Meanwhile, Bill the operator returned from his break. He did not see John and there was no indication the machine was under repair. Assuming his machine was ready to run, Bill started it. He had no idea that John was inside!
In an instant John was seriously injured and his screams have been forever etched into Bill’s mind. Could this accident have been prevented? The answer is “Yes!” Here’s how:
Lockout-Tagout-Tryout is a three-part procedure designed to protect you from accidental or unexpected start-up of equipment.
This procedure serves four important purposes:
1. To protect the person working on the equipment.
2. To protect other workers in the area.
3. To protect the equipment.
4. To serve as a communication device for the above three. This is usually done in conjunction with a safe work permit.

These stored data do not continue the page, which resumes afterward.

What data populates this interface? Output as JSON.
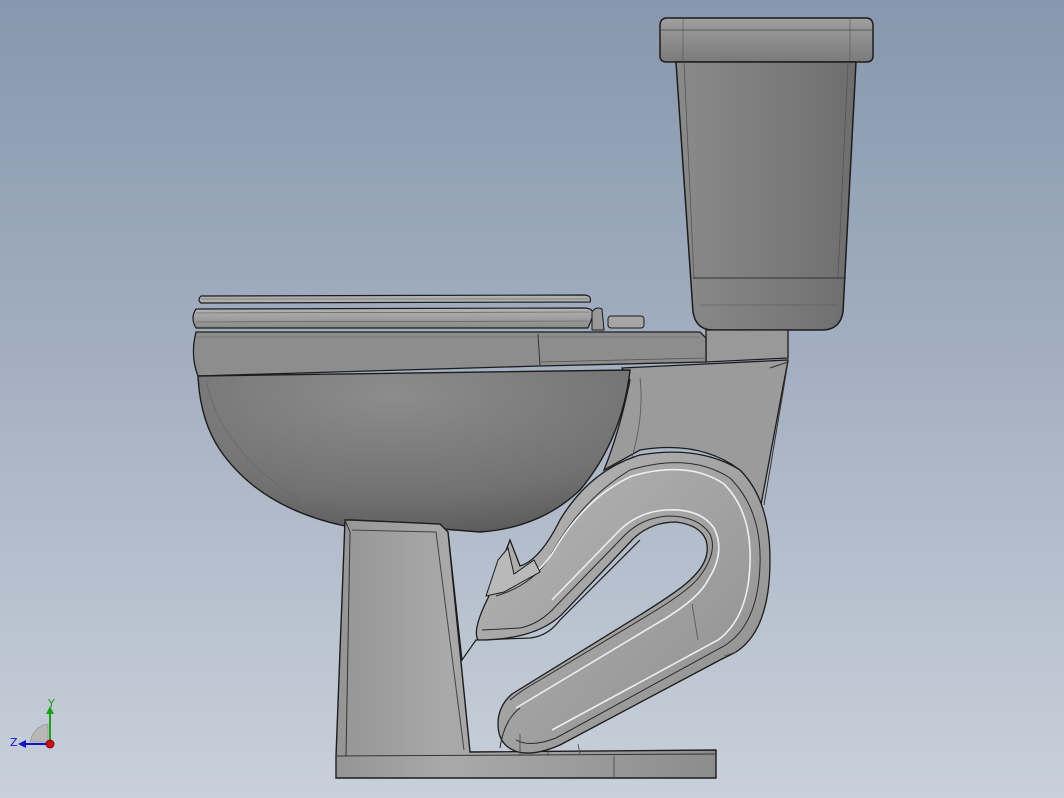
{
  "view": {
    "background_top": "#8797ad",
    "background_bottom": "#c9d0da",
    "model_face_color": "#8f8f8f",
    "model_edge_color": "#1c1c1c"
  },
  "triad": {
    "x_label": "",
    "y_label": "Y",
    "z_label": "Z",
    "x_color": "#d01010",
    "y_color": "#1aa01a",
    "z_color": "#1414c8"
  }
}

The “Lockout” involves the use of a specific lock or locks to isolate equipment from all energy sources. These sources may include air, water, electricity or hydraulic power. Once the shut-off devices have been identified, personal locks are attached to each device.
The “Tagout” requires a specific lockout tag to be completed and attached with each lock that is placed on an isolation device. The completed tag will usually have your lock number, name, department, equipment identification, and reason why the equipment is down.
The “Tryout” requires that you physically attempt to turn on all power switches and devices once the equipment has been locked out. This is your final check and assurance that the equipment has been isolated from all power sources. Once the equipment has been isolated and locked out by following the proper steps, no one should be able to start the equipment. They would not be able to do so until you have completed the necessary work and removed your personal locks from each power switch or device.
Lockout-Tagout-Tryout is a simple procedure that is designed to prevent an accident such as John’s. It’s the key to your safety when working on equipment.